Conflicting views and long-awaited personal conversations marked BvD fall conference and Authorities Day in Munich
It was a nail-biter until the very end. First, the hotel booked in Nuremberg for the BvD autumn conference had become too small because the demand for a conference on-site far exceeded the BvD’s expectations. The alternative location in the east of Munich was soon found. Then, however, the incidence rates rose again. But with it worked out after all. On site, 175 data protection officers met, online more than 300 joined and followed the presentations on the 5th edition of “Economy meets Supervisory Authorities” as well as the Authorities Day. Both events focused on the “Challenges of the Modern World of Work.”
Conflicting views quickly emerged. “You can’t praise the successes of the GDPR without addressing the grievances,” said Federal Data Protection Commissioner Ulrich Kelber in his video-broadcast speech from Bonn. By that, he meant the differing interpretations, controls and processing speed in EU member states. “Ireland is the bottleneck of data protection,” Kelber affirmed. The country, he said, is making compromises with Facebook, for example, that are damaging the reputation and acceptance of the GDPR. “We have to show these U.S. data leeches boundaries,” Kelber said.
At the same time, he opened a path in the second major DSGVO conflict line, data transfer with the US. Following the Japanese model of “data free flow with trust,” the EU could try to conclude a corresponding agreement with the U.S. – and work toward a level of data protection that is as similar as possible. To this end, he said, the talks during Germany’s G7 presidency next year would also be important.
Conflict line employee data protection
But in Germany, too, the lines of conflict surrounding data protection regularly come to light. One example is the question of how data protection can be guaranteed in the world of work, the main topic of the conference. BvD Chairman Thomas Spaeing warned against the “transparent employee. In his welcoming address, he stressed that employees should not suffer any disadvantages as a result of digitization.
According to Dr. Stefan Brink, State Commissioner for Data Protection and Freedom of Information in Baden-Württemberg, there is growing resentment among the population about inadequately implemented data protection. In the meantime, the mark of 10,000 submissions about inadequate data protection per year has been exceeded, half of which come from citizens, “and there are more and more complaints about the public sector,” Brink said.

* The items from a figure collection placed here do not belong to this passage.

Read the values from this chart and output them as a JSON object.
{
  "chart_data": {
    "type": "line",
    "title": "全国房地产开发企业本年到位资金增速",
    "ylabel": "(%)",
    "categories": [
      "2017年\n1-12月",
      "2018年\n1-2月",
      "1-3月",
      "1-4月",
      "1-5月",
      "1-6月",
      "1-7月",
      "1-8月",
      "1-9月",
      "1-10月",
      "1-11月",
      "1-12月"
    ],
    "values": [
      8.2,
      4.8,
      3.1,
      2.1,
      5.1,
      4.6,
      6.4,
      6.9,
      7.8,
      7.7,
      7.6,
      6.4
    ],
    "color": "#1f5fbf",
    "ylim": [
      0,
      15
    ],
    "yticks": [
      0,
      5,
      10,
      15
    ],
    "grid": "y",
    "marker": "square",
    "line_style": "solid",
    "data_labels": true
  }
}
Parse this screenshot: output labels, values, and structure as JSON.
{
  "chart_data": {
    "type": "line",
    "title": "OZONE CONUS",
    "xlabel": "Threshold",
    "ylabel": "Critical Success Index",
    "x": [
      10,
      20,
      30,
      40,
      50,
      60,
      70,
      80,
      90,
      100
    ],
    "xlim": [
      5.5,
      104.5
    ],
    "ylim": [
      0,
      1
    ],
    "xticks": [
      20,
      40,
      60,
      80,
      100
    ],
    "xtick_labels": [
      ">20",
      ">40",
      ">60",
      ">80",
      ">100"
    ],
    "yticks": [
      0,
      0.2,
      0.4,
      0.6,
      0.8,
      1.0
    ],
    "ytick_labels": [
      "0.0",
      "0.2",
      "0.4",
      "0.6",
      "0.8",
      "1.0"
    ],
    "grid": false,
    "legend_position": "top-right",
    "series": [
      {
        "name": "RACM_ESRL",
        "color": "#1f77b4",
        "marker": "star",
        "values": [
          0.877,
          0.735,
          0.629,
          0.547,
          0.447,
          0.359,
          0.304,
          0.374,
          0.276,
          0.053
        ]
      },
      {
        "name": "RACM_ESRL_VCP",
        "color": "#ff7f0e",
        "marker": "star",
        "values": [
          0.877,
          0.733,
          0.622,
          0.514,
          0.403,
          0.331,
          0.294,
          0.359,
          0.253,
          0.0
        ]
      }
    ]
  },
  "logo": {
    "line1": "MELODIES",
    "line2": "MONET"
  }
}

But reports of data breaches are also on the rise, according to him. All the more reason for him to offer advice to responsible parties. “We don’t do this to promote business,” Brink said, responding to a common counterargument. Rather, he said, it’s an effective way to provide education. “Every advisory saves us a lot of complaints,” he said.
“DPOs have to be uncomfortable.”
Dr. Stefan Brink described law professor Niko Härting from Berlin as one who does not shy away from controversy. He spoke about data protection as a bulwark against an encroaching and unlawfully behaving state. Data protection officers are defenders of freedom and must not look the other way, he demanded. “DPOs have to be uncomfortable.”
Today, he said, data protection is seen more as an instrument of consumer protection and compliance. “Many of us earn our money with compliance,” Härting said. But that, he said, is the world of bureaucracy. “We must not get comfortable in the comfort zone of compliance,” he warned. Rather, DPOs must participate in social discourse, he said. “This also applies when data is processed for a good purpose. The end does not justify the means,” Härting said.
Professor Uwe Kanning, a business psychologist from Osnabrück University of Applied Sciences, highlighted the problems of using AI to select applicants – and thus came to a different legal assessment than lawyer Nina Diercks, who spoke on the same topic. And the discussion panel on the perennial topic of employee data protection also showed the controversy of the debate: Peter Wedde, professor of labor law and information society law at the Frankfurt University of Applied Sciences, and co-host Dr. Stefan Brink said “yes,” while Roland Wolf, head of the labor law department at the Federation of German Employers’ Associations (BDA), is convinced: “More regulation does harm.”
Secret focus: meeting people
The fact that controversy also means mutual exchange and togetherness was experienced as something very special by the participants in Munich after the Corona isolation. Stefan Brinck was already raving at the start about the “great view” he had of the attendees from the podium. And Michael Will, President of the Bavarian State Office for Data Protection Supervision, also saw mostly “happy faces.”
“Networking again att last, meeting people, having fun together – that’s been missing for a long time,” said Felix Machenfuss of OneTrust, one of the eight event partners, who got to talk to the participants at their booths in front of the plenum.
And so it is to be hoped that the next events can again take place in full force and presence. After all, the fall conference clearly showed how important communication and personal exchange are to data protection officers.